Different research on the the software industry conclude that nearly 90% of all the software projects ‘fail’ and an average of 10% of projects are completed on time and in budget. Interestingly this success rate is decreasing for large companies as well.
Many, however questions that what defines a failure project? Unfortunately, it is as difficult to define a failure as it is to define a success. Let’s leave this question aside and get a bit of context.
In the depths of engineering history, it is found that there are strong parallels between software engineering and civil engineering. Practices of civil engineering have been long established and known to work well. Taking the disciplines of civil engineering as an abstract model and adopting them to software engineering principals and methodologies became the natural course. After all, the goals of both these engineering disciplines are very similar to build a simple solution while working with many complexities.
Let’s get back to the failure analysis.
After adopting, applying and practicing many civil engineering ideologies and even going so far as changing the dynamics of software engineering’s methods, the failure rate remained consistent over the past decades. Irrespective of how you define ‘failure’. This certainly raises questions over existing software development methods.
A very typical example that could be observed in every applied side of software engineering i.e. software development is a quarrel between sales and development team. Sales teams believe that adding an extra resource (labor) will help speed up building complex software (wall). When it comes to a change in requirements, a major change in already established building is impossible however in software it is usually taken for granted.
In the early 2000’s, giants of software engineering sat together and proposed an alternative solution to these classical problems.The new philosophy towards software engineering, yes you guessed it right, “Agile Software Development”. Though, it is not new per se, establishing it as a philosophy towards complex software development life cycle had some acceptance issues.
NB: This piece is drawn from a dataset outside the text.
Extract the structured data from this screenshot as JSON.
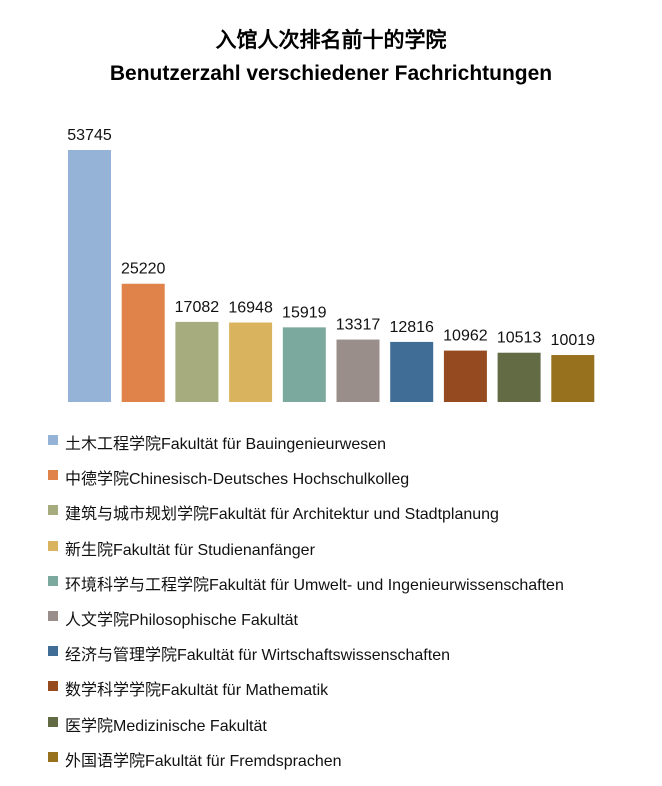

Agile approach promotes adaptive planning, incremental development and iterative approach to responding to change. A small manifesto has been established, called Agile Manifesto which reads;
“We are uncovering better ways of developing software by doing it and helping others do it. Through this work we have come to value:
Individuals and interactions over processes and tools
Working software over comprehensive documentation
Customer collaboration over contract negotiation
Responding to change over following a plan
That is, while there is value in the items on the right, we value the items on the left more.”
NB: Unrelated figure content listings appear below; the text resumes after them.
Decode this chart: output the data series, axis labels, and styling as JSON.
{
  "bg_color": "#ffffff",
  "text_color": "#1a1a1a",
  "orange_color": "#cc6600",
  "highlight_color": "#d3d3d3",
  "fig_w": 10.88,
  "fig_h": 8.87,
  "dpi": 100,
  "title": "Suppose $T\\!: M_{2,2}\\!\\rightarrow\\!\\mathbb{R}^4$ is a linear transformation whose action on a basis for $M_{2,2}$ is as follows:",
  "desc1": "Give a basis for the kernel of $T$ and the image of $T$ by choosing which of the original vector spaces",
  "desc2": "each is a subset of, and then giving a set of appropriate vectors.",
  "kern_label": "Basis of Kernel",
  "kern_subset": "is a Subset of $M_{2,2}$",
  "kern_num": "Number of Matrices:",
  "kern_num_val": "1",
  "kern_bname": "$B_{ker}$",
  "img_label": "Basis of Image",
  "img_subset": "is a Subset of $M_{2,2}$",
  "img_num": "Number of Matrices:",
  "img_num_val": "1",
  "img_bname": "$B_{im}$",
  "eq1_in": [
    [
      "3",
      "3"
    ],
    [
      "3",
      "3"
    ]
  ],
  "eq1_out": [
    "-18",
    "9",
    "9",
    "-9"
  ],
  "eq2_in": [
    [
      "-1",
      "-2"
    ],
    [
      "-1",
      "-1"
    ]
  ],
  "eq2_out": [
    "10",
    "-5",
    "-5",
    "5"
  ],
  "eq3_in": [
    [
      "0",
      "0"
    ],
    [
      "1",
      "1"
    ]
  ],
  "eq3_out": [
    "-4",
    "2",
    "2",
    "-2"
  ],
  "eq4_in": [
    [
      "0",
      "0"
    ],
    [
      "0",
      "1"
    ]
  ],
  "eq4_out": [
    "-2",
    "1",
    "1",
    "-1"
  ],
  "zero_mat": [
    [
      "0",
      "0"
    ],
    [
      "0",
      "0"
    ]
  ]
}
The Western world has almost moved to this incremental software development approach and this philosophy has already been adopted by well-known software giants such as Microsoft and Yahoo with definitive success stories. Regardless of the fact which ideology you follow, it is worth studying Agile Development success stories spread out over the internet.
I believe that all of software industry needs to speed up in realizing these new dynamics of Agile Development for its own survival. Software companies, new and old need to look at their working processes and start implementing what they can from these methods to develop better, faster and more flexible solutions.